マスコミの虚言「読売新聞:メタンハイドレート調査」

2011年01月31日 15:25

昨日の読売新聞朝刊の2面に メタンハイドレート調査、掘削船・ちきゅう投入 という記事が載っていた。

虚言その1
「埋蔵量は天然ガスの国内消費量90年分」
ここで出されている「国内消費量」は都市ガス向けでしかない。火力発電に必要な天然ガスは都市ガス向けの10倍である。ここでワンオーダー違ってくる。
さらにベースを「埋蔵量」としている。幾ら存在していても、総てを掘り出すことは出来ない。技術的・経済的に掘り出す事ができる埋蔵量を「可採埋蔵量」又は「確認埋蔵量」という。これまで石油や天然ガスでは埋蔵量の1/10とされている。
つまりメタンハイドレートは、資源開発されたとしても1年分も無い事になる。だから電力業界は最初から開発に冷淡でノータッチである。
使えるとすれば「イザとなれば自国で採れるぞ」と輸入エネルギー価格を牽制するバーゲニングパワーとしてだろうが、そんな僅か量では足下を見られてしまう。
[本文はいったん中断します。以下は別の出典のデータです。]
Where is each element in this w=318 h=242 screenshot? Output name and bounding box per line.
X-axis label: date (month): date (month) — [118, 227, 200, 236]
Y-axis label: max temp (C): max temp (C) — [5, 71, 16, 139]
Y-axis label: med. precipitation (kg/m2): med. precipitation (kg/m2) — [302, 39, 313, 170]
したたかな産出国を牽制できるのか非常に疑問である。

虚言その2
海底油田のようにメタンハイドレートが固まって存在しているかのような「挿絵」があるが、現実には砂礫層の僅かな空間に分散して存在している。そんなところをボーリングしても経済的に採取する事は出来ない。
かって太陽テントが、海底に大きなシートを張って海底下で分解させたガスを回収する案を出した事がある。まさに「大風呂敷」なのだが、本気で採取するならああいう方法しかない。しかし誰一人として真剣に考えていない。
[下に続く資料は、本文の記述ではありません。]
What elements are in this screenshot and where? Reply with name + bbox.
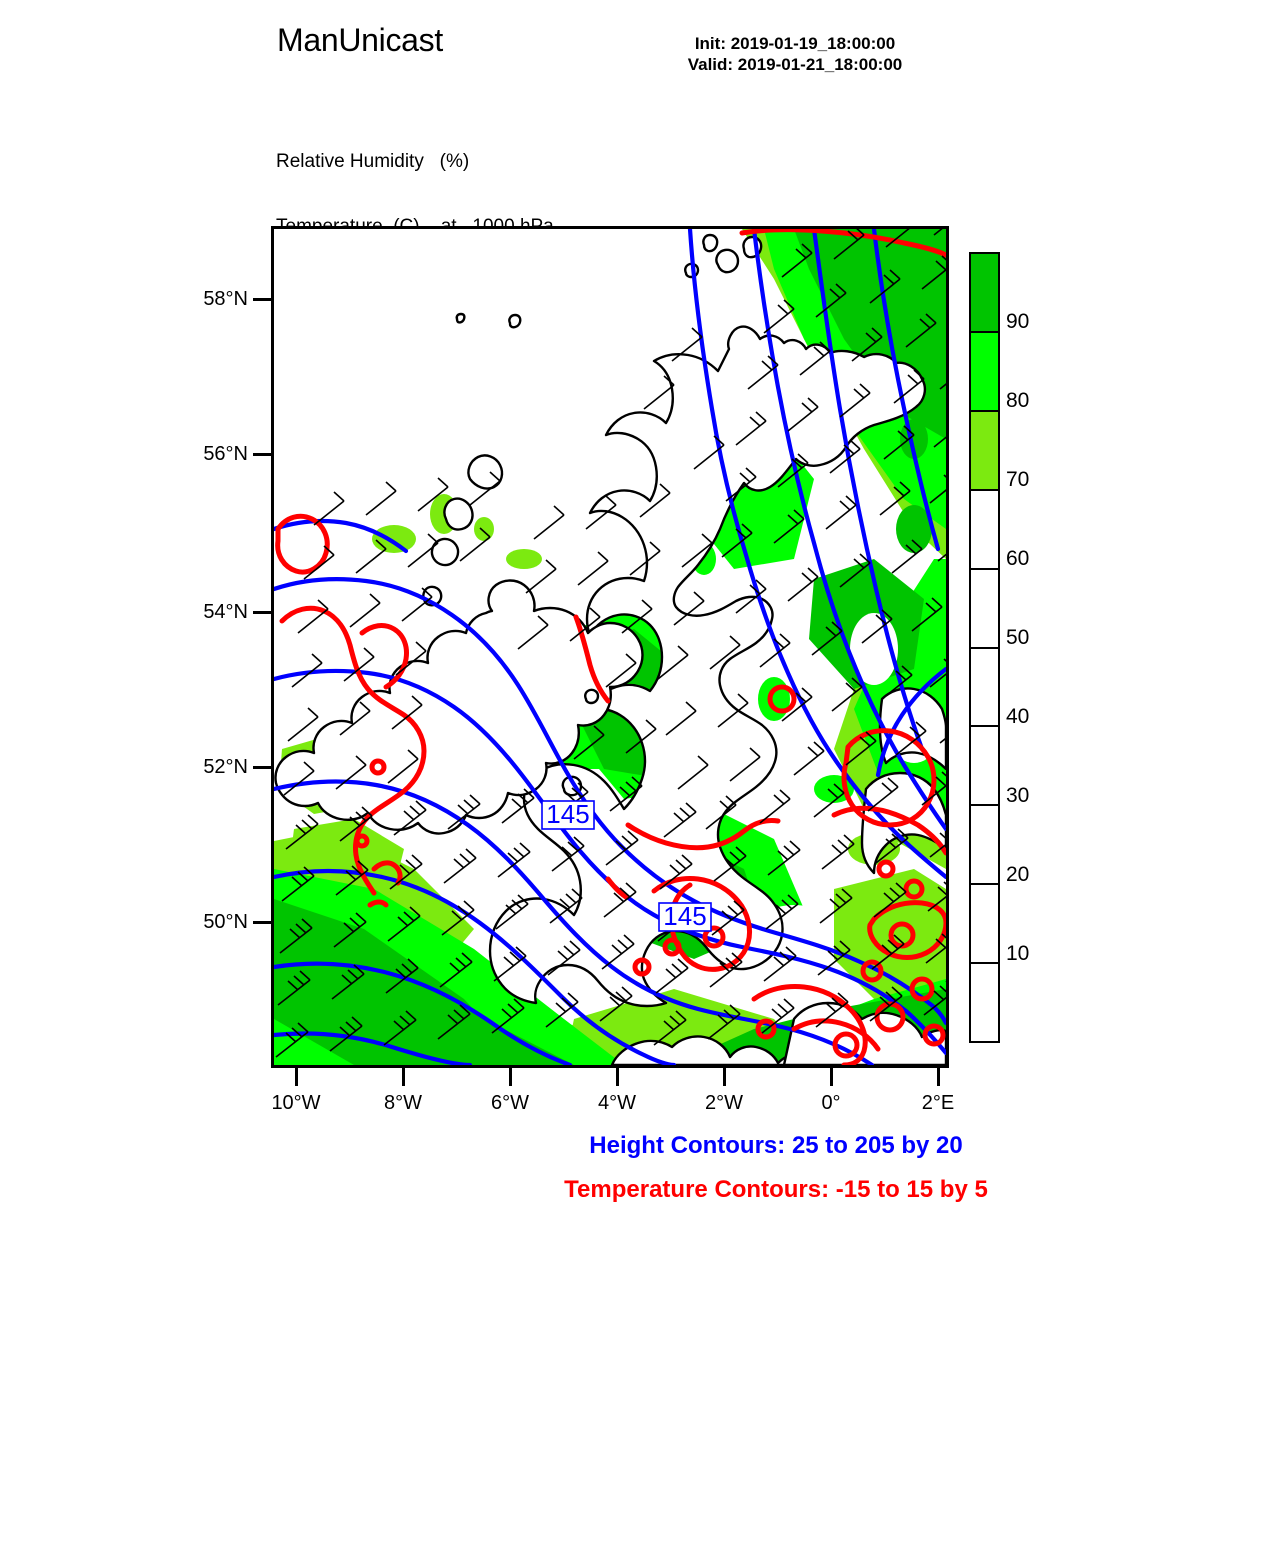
colorbar-label-40: 40 [1006, 705, 1030, 728]
lat-tick-50 [253, 921, 271, 924]
colorbar-cell-20-30 [971, 806, 998, 886]
colorbar-cell-70-80 [971, 411, 998, 491]
page-title: ManUnicast [277, 22, 443, 58]
lat-label-54: 54°N [203, 601, 248, 623]
init-valid-times: Init: 2019-01-19_18:00:00 Valid: 2019-01… [630, 33, 960, 75]
colorbar-cell-40-50 [971, 648, 998, 728]
colorbar-cell-30-40 [971, 727, 998, 807]
lon-tick-8w [402, 1068, 405, 1086]
relative-humidity-colorbar[interactable] [969, 252, 1000, 1043]
colorbar-label-10: 10 [1006, 942, 1030, 965]
weather-map[interactable]: 145 145 [271, 226, 949, 1068]
lat-label-52: 52°N [203, 756, 248, 778]
height-contours-legend: Height Contours: 25 to 205 by 20 [589, 1132, 963, 1159]
colorbar-cell-90-100 [971, 254, 998, 333]
lat-tick-52 [253, 766, 271, 769]
field-line-humidity: Relative Humidity (%) [276, 151, 470, 172]
lon-tick-0 [830, 1068, 833, 1086]
colorbar-label-30: 30 [1006, 784, 1030, 807]
lon-tick-6w [509, 1068, 512, 1086]
lon-label-2w: 2°W [705, 1092, 743, 1114]
valid-time: Valid: 2019-01-21_18:00:00 [687, 55, 903, 74]
colorbar-label-20: 20 [1006, 863, 1030, 886]
lon-label-4w: 4°W [598, 1092, 636, 1114]
lat-tick-54 [253, 611, 271, 614]
lat-label-56: 56°N [203, 443, 248, 465]
colorbar-label-90: 90 [1006, 310, 1030, 333]
lon-tick-2e [937, 1068, 940, 1086]
lon-tick-10w [295, 1068, 298, 1086]
lon-tick-2w [723, 1068, 726, 1086]
colorbar-cell-50-60 [971, 569, 998, 649]
lon-label-10w: 10°W [271, 1092, 321, 1114]
height-contour-label-145a: 145 [546, 799, 589, 829]
lon-label-6w: 6°W [491, 1092, 529, 1114]
lon-label-8w: 8°W [384, 1092, 422, 1114]
colorbar-cell-10-20 [971, 885, 998, 965]
contour-label-group: 145 145 [541, 799, 712, 932]
init-time: Init: 2019-01-19_18:00:00 [694, 34, 896, 53]
colorbar-label-80: 80 [1006, 389, 1030, 412]
colorbar-cell-0-10 [971, 964, 998, 1042]
lat-label-58: 58°N [203, 288, 248, 310]
height-contour-label-145b: 145 [663, 901, 706, 931]
temperature-contours [275, 229, 946, 1065]
lon-label-2e: 2°E [921, 1092, 955, 1114]
colorbar-label-70: 70 [1006, 468, 1030, 491]
lat-tick-56 [253, 453, 271, 456]
colorbar-cell-60-70 [971, 490, 998, 570]
map-canvas: 145 145 [274, 229, 946, 1065]
lat-label-50: 50°N [203, 911, 248, 933]
lon-tick-4w [616, 1068, 619, 1086]
height-contours [274, 229, 946, 1065]
colorbar-cell-80-90 [971, 332, 998, 412]
lon-label-0: 0° [821, 1092, 841, 1114]
colorbar-label-60: 60 [1006, 547, 1030, 570]
temperature-contours-legend: Temperature Contours: -15 to 15 by 5 [564, 1176, 988, 1203]
lat-tick-58 [253, 298, 271, 301]
colorbar-label-50: 50 [1006, 626, 1030, 649]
新聞社の1人の科学記事担当者がカバーする分野は広すぎて、自分で理解できぬままに「公式発表」をそのまま記事にしている。本当の責めは「公式発表」した公的研究機関が負うべきなのだろう。メタンハイドレート資源化と称して、20年近くの長きにわたって多額の国家予算を食いつぶして来た。元々掘り出す積もりはない。掘り出せれば自分達の出番が無くなる。同工異曲のテーマを繰り返し掲げて無責任な霞ヶ関の役人を騙し、停年までの食い扶持を稼いるのである。